Это очень важный вопрос. Дело в том, что я вообще считаю,что он в какой-то мере создал некий новый русский поэтический язык, адекватный языку английской поэзии, которую он очень рано усвоил, великолепно чувствовал ее даже тогда еще, когда довольно слабо знал английский язык. Еще до ссылки Бродский особо отмечал антологию английской поэзии, вышедшую в середине тридцатых годов, так называемую "Антологию Гутнера", хотя составлена она была Святополком-Мирским. Но поскольку Мирский был репрессирован, то, чтобы спасти книгу, Гутнер взял на себя неприятную обязанность поставить на ней свое имя. Эту антологию, которую Бродский мне же указал, я имел удовольствие подарить ему в шестьдесят третьем году на день рождения. Впоследствии у Бродского всегда было несколько антологий английской и американской поэзии и, конечно, книг самих поэтов. В его стихах, как вы знаете, множество перекличек с англоязычными поэтами.
Несколько раз в давние годы, когда Бродский еще недостаточно знал английский язык, я делал ему подстрочники английских стихов, которые он переводил. Когда я навещал его в архангельской ссылке, он почему-то читал Харта Крейна, поэта достаточно трудного, чтение которого по мере продвижения постепенно свелось к тому, что Бродский периодически открывал книгу со словами: "А что пишет Харт Крейн?"

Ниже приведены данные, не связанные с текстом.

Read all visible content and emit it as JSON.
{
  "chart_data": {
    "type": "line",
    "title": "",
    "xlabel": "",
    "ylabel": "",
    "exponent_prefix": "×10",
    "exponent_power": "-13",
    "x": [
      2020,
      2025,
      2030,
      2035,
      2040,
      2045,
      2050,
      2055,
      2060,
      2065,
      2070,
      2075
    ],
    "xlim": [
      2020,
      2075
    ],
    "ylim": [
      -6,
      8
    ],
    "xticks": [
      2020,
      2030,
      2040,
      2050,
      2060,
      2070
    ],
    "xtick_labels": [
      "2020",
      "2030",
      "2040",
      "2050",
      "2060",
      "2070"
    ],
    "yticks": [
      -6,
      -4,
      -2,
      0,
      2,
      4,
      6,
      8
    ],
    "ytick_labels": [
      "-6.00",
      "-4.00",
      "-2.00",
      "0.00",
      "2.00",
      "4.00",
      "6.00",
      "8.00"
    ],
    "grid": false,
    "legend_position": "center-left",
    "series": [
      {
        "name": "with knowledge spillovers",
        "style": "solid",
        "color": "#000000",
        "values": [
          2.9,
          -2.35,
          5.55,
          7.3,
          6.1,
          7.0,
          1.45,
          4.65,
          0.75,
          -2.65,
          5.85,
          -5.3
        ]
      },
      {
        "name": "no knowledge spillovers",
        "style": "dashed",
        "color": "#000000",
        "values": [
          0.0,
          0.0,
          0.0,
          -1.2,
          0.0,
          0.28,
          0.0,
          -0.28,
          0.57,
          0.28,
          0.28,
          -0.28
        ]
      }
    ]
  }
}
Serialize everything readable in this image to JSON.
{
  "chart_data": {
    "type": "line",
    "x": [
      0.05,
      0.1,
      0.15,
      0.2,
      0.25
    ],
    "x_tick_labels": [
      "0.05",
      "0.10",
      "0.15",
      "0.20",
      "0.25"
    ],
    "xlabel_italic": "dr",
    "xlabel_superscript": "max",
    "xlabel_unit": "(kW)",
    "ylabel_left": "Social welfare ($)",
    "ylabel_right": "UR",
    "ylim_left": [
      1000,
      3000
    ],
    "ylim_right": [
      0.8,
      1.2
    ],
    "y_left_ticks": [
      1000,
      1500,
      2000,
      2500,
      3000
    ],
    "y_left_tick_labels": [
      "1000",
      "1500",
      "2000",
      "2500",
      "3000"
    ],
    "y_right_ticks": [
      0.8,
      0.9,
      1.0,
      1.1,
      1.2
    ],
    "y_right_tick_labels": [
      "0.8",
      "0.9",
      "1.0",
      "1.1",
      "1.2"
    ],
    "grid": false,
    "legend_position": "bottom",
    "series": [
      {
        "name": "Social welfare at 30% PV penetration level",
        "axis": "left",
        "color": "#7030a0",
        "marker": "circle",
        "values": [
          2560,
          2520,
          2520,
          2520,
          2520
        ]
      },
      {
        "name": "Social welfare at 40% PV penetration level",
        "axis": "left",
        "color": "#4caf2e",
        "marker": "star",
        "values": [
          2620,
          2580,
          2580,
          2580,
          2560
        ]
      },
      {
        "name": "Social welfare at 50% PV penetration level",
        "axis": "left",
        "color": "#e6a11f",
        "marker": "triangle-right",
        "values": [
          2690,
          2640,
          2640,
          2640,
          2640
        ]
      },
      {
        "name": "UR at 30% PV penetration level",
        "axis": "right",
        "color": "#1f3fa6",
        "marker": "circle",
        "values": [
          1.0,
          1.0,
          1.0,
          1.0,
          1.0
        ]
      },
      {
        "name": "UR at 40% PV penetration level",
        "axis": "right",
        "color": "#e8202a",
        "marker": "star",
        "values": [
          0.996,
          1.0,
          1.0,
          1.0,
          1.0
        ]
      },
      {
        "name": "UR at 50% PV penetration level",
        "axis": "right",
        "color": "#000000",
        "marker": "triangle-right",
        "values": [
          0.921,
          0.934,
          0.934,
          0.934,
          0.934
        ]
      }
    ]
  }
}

Отдельная тема — это Бродский и поэты метафизической школы, которых, в особенности Джона Донна, Бродский высоко ценил. Для "Литературных памятников" он должен был подготовить целый том переводов метафизической школы, и я помогал ему составлять эту книгу и написал небольшие предисловия к каждому из входивших в нее поэтов. Мне кажется, что Бродский привил в своем роде некоторые качества английской поэзии — в первую очередь это касается некой особой суггестивности, весомости каждого слова.
Да, безусловно.
Лингвистика XX века тоже в большой мере ориентирована на такой подход. И не только лингвистика, но и философия, и феноменология отводят языку такое же огромное место, как Бродский. В простейшем приближении этот вопрос всегда носился в воздухе. Все мы всю жизнь говорили об эмиграции, это была одна из постоянных тем. Но раньше, в старые времена, разговоры шли вокруг невозможности эмигрировать и невероятных планов, как это сделать. Бродский всегда говорил, что это не для него, потому что отрываться от языка, который слышишь на улицах или в трамвае, для поэта нехорошо. Когда же это произошло, то он с тем большим упором, с тем большим вниманием, вероятно, фиксировался на этой проблеме. То исключительное значение, которое он отводит языку уже не в своей поэтической практике, а в своих высказываниях, может быть, имеет именно такой обертон. Поскольку Бродский человек неконфессиональный, то язык занимает для него то место, которое для конфессионального занимала бы теология.
Я уже сказал, что он создал новую форму русского поэтического языка. Он обострил до невероятности какие-то языковые структуры, которые до него существовали в невыраженном виде или вообще не применялись. Как всегда с большим поэтом, его идентифицируемость в любой строчке лучше всего об этом говорит.